UCLA had a great performance that followed 3 mediocre performances. They don't deserve to be ranked above FSU.
I would probably agree, but remember two weeks ago they beat Texas in Texas with Jerry Neuheisel at QB with very little practice reps. They beat UVA at UVA without their starting C, Jake Brendel, and it was a horrible offensive performance. They've been excellent since with Hundley and Brendel both playing.
Their current wins seem mediocre, but UCLA played 3 road games out of 4, and their non-conference opponents have a combined record of 10-3 in games not played against UCLA (Virginia 3-1, Memphis 2-1, and Texas 2-1). Those other 3 losses by the Bruin opponents all came against teams in the Top 25. Texas and Virginia both lost to #18 BYU, and Memphis just lost to #11 Ole Miss.
So, UCLA's non-conference opponents have lost 7 total games -- 4 of the losses were in games against UCLA (kinda hard to hold that against them), and the other 3 were all to Top 25 teams.
The ESPN Football Power Index has UCLA's opponents ranked as follows: Virginia (39), Memphis (46), Texas (30) and throw in ASU, who UCLA just destroyed (29).
The teams they've played just might be a lot better than many, including me, thought prior to the season and makes a lackluster start look a little better.

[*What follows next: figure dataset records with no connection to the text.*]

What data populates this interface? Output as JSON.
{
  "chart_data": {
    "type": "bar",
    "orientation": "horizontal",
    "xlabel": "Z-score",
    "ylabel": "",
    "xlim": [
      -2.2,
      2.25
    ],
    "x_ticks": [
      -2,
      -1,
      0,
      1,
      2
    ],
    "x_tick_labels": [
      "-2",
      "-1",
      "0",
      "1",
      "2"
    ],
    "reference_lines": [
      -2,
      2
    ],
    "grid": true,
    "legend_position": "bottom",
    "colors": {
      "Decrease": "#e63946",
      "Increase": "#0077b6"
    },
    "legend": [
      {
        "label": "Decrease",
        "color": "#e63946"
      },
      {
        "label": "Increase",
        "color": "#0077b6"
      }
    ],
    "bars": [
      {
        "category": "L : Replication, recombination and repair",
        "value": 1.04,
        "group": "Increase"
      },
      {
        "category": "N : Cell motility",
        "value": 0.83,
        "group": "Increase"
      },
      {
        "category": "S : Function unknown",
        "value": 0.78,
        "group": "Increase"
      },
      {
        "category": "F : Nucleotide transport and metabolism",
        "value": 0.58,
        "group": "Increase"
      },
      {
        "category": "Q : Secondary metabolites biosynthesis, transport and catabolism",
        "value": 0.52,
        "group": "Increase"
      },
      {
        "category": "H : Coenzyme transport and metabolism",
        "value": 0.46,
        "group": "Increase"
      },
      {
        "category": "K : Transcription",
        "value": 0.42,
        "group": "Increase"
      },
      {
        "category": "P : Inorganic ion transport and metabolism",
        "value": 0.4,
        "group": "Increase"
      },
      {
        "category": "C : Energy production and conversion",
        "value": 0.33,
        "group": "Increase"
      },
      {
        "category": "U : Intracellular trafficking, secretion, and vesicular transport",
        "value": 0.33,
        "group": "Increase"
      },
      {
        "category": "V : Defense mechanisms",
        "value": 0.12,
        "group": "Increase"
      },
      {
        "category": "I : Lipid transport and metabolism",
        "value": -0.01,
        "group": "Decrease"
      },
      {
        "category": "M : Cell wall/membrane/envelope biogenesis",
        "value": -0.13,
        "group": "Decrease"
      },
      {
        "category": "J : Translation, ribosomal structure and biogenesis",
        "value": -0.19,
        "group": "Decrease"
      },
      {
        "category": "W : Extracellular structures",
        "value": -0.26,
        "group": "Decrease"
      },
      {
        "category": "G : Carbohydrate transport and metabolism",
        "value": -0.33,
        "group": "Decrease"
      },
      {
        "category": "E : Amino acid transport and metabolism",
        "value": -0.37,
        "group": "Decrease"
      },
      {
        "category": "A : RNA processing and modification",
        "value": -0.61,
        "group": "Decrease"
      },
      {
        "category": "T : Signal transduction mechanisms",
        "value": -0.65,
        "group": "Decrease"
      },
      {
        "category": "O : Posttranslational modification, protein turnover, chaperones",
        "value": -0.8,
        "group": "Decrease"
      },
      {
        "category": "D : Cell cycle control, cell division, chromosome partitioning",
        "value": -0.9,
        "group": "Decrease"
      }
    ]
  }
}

On the flip side, FSU deserves some goodwill from last season, but would you say they've performed great in all games thus far? Their schedule hasn't been more difficult than UCLA's, either (using ESPN FPI): OSU (26), Citadel (NR - FCS), Clemson (16), NC State (47).
And, ESPN has UCLA's team efficiencies (how each unit has performed adjusted for competition) ranking at #9 significantly above FSU's at #30.